One of the interesting things about having become a mother for the first time in 1973 and then becoming a mother for the second and third time in 2001 and 2004 was how much some baby advice had changed.

Back in 1973, I had an acquaintance who lost a baby to SIDS, so I was terrified about the possibility.  I would stand outside my daughter’s bedroom door to listen for her breathing.  If she didn’t wake up at the usual time in the morning, I would go in to check on her and she was always beginning to wake up – thankfully.  Back then, we put a baby to sleep on their stomach in case they threw up, they wouldn’t choke on it.

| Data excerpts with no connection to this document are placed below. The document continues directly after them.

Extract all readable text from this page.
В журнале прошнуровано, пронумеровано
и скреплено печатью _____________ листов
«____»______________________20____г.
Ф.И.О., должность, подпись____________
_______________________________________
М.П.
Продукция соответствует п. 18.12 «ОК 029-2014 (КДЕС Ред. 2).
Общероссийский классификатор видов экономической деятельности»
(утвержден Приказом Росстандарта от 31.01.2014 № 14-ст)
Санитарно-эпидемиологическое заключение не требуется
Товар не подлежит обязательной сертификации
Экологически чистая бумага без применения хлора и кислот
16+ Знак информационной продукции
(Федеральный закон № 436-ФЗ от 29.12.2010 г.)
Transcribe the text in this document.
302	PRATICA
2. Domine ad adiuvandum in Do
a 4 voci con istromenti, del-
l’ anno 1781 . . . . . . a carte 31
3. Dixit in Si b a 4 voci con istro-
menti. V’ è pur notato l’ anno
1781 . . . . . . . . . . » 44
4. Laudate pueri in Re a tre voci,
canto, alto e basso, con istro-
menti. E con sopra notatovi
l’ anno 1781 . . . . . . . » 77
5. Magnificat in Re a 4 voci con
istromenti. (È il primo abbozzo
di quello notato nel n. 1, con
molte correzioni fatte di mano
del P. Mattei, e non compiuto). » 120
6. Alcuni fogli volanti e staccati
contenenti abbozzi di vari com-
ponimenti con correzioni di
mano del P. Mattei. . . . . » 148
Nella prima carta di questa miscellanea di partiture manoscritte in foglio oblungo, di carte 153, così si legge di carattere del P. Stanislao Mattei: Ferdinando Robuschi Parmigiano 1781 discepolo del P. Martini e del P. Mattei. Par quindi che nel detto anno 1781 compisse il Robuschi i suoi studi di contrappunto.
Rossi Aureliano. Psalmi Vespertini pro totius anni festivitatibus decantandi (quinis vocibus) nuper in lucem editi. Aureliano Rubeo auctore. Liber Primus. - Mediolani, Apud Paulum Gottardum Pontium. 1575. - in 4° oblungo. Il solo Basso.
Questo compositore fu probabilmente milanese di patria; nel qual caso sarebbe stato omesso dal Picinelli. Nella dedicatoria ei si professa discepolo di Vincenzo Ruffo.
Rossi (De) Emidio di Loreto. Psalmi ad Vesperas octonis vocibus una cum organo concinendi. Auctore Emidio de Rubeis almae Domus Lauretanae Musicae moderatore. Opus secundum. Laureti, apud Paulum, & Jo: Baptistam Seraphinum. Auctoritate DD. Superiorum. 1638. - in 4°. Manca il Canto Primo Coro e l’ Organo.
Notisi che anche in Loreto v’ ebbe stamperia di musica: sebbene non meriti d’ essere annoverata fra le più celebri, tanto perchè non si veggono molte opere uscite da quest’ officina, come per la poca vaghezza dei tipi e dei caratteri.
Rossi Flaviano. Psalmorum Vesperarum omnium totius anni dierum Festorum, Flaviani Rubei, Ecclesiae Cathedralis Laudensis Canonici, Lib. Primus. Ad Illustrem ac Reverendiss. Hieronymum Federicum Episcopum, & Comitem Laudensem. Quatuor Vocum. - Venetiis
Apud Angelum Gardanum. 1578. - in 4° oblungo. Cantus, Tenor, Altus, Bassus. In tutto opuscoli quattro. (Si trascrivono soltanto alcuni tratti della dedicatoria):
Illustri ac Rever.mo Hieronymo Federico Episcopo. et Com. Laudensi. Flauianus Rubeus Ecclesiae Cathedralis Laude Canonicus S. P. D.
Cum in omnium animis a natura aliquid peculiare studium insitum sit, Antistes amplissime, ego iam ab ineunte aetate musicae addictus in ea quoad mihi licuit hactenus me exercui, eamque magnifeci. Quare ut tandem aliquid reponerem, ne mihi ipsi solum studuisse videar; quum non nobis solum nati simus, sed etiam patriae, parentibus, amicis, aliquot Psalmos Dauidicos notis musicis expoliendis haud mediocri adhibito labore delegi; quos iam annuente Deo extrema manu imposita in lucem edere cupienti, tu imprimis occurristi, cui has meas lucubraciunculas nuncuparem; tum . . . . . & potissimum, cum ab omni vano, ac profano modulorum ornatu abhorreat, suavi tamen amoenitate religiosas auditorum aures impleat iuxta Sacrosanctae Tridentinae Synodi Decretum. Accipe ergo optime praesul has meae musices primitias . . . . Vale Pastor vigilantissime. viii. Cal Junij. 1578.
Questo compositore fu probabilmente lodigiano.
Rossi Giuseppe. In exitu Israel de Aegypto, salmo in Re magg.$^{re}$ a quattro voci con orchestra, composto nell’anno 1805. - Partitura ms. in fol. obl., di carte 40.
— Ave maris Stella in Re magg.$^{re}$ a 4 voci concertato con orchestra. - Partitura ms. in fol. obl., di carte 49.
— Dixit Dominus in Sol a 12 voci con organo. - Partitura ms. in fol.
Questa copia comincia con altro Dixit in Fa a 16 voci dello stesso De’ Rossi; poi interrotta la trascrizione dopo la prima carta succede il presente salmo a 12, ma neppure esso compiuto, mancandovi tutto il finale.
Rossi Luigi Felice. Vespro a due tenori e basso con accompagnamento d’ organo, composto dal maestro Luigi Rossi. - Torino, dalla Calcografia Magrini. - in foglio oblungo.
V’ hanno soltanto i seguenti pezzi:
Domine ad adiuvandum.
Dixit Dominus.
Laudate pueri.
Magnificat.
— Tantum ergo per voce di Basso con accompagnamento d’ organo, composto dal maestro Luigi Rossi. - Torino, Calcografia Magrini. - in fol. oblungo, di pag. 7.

But by the early 2000s, the advice had changed and I can only assume it was due to statistics that proved babies would be safer sleeping on their backs.  And both of my sons also survived their infancy.

The reason this is on my mind today is an awful story I just read about a hopeful adoptive mother.

She and her husband were going to adopt from a “friend”. The pregnant mother changed her mind only a week before she gave birth. And of course, this was a terrible disappointment for the couple hoping to adopt and destroyed the friendship that had previously existed.

Sadly, this baby died from SIDS.

The hopeful adoptive mother admits to conflicted feelings about this. She admits that the adoption failing to go through left her heartbroken because she had become emotionally attached to the developing fetus, thinking of it becoming her own baby to love. The baby now dying has left her feeling like she lost her baby twice. She understands that she really doesn’t have any right to mourn the loss of a baby that was never hers but never-the-less.

The hateful part is that she also feels vindicated, as though it is karma taking the baby away from its original mother, because the hopeful adoptive mother was denied the opportunity to raise this child.

She also admits to being irrationally angry. She believes the baby would still be alive had this child been in her care.

Weirdly, she is relieved the baby didn’t die in her care, if this was the child’s destiny from the beginning.

What to make of all of this ?  She is one very mixed up lady to put it kindly, which I would.

However, I don’t disagree with this woman in my adoption group’s harsher response to the hopeful adoptive mother –

What you should be feeling is sad that a baby died, and compassion for the mother. A decent person would stuff their selfishness and feel sympathy. This baby was never the hopeful adoptive mother’s responsibility. Some more advice, you could thank god that baby didn’t have to feel the torment of a mother/child bond being broken before she left this world. I’m sure her Mom’s kisses were what she fell asleep thinking about, as it should be. And this part hurts but you were never her friend. You are lying to yourself about that part. Unkindly, what you are is a predator, mad that your potential prey got away.